Love, Sadness, and Other Nonsense

I hate ex-girlfriends. Anyone else with me on this?

I don’t hate them PERSONALLY. I think I’ve had good fortune in dating some fantastic people over the course of these last several years. Pretty much every girl I’ve ever dated has been something of a force for good in my life. But seeing them AFTER we’ve broken up… well, frankly, I’d often rather engage a patch of poison ivy in a close-proximity staring contest.

Again, here I have to clarify something – I do maintain contact with my ex-girlfriends. For the most part, I think, we’re friends, and I’m grateful for that friendship. Sometimes I get a case of the “whatmittabins,” but those pass like a twenty-four hour cold (with less mucus… usually).

It’s when the exes move on that things get tough. See, as a rule, I don’t like dating, and therefore I don’t do it very often. It usually takes me a LONG time to get over someone else. And if that someone else isn’t as averse to spending an evening or two with someone of the opposite sex that they barely know, chances are that someone else will move on a lot faster than I will.

I’ve had some doozy experiences. I dated a girl who was in a play with me once, who then went on to date one of the stagehands while we were still involved in the exact same production. I also dated a girl in college who, after we broke up, continued to bring her new beaus to hang out in the university in plain sight of the reference desk where I worked. And I’m not too proud to admit – I had a hard time with this. But I got over it, eventually, and all I have to say to these women is this: If you find someone who treats you better than I did and makes you happy, then GOOD ON YOU.

I find, though, that it doesn’t take a big dramatic experience to spark some of those special feelings of loneliness and neglect that come with encountering an ex. Sometimes all it takes is a glance.

Everyone has a “one that got away.” Fishermen do. Cops do. Sometimes morticians do. My “one that got away” was my high school sweetheart – and, as is so often the case with romances, she was one I let get away. I saw her at Saturday’s Fourth of July parade, with one child in her arms, and another scampering a couple of feet in front of her. I think we made eye contact, then she was gone – didn’t even say a word to each other. And still, I got that kind of cold pain that comes only when seeing one you used to love. Or getting punched in the chest by Frosty the Snowman.

It’s been now nine years since I broke up with this girl, and a glance still leaves me feeling cold. There’s a lot of power in a simple human connection – a single look, a brush of the fingers – that can totally rock one’s emotional world. Kinda surprising.

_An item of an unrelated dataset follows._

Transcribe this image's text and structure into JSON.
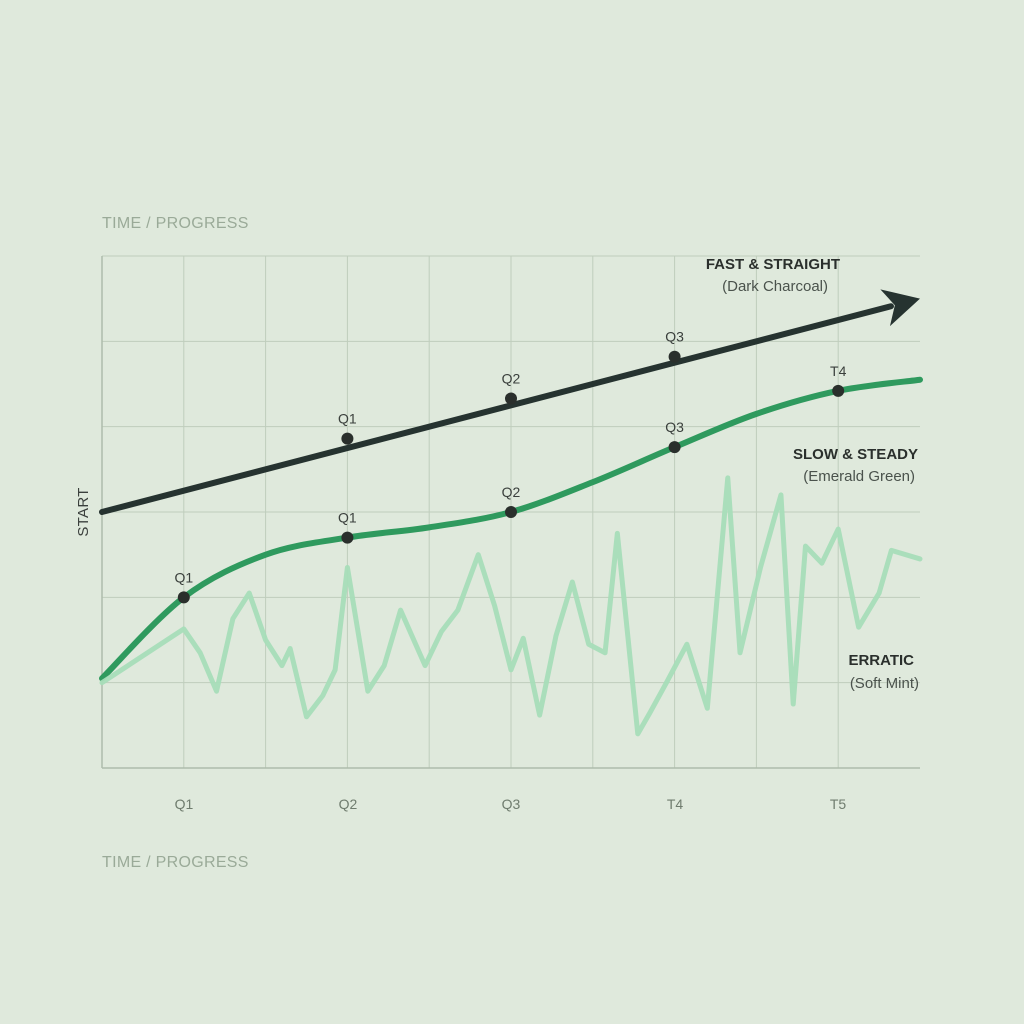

I’m sure there’s a poem in that somewhere. Of course, I’m also sure that poem’s probably already been written.

1 comment:

Heidi Smith said...

I hate that uncontrollable feeling that comes like a shot in the dark. And no matter how much you struggle, or "convince" yourself with the rationality of why you shouldn't feel this way anymore, you still find yourself lost in perpetual motion of what once was.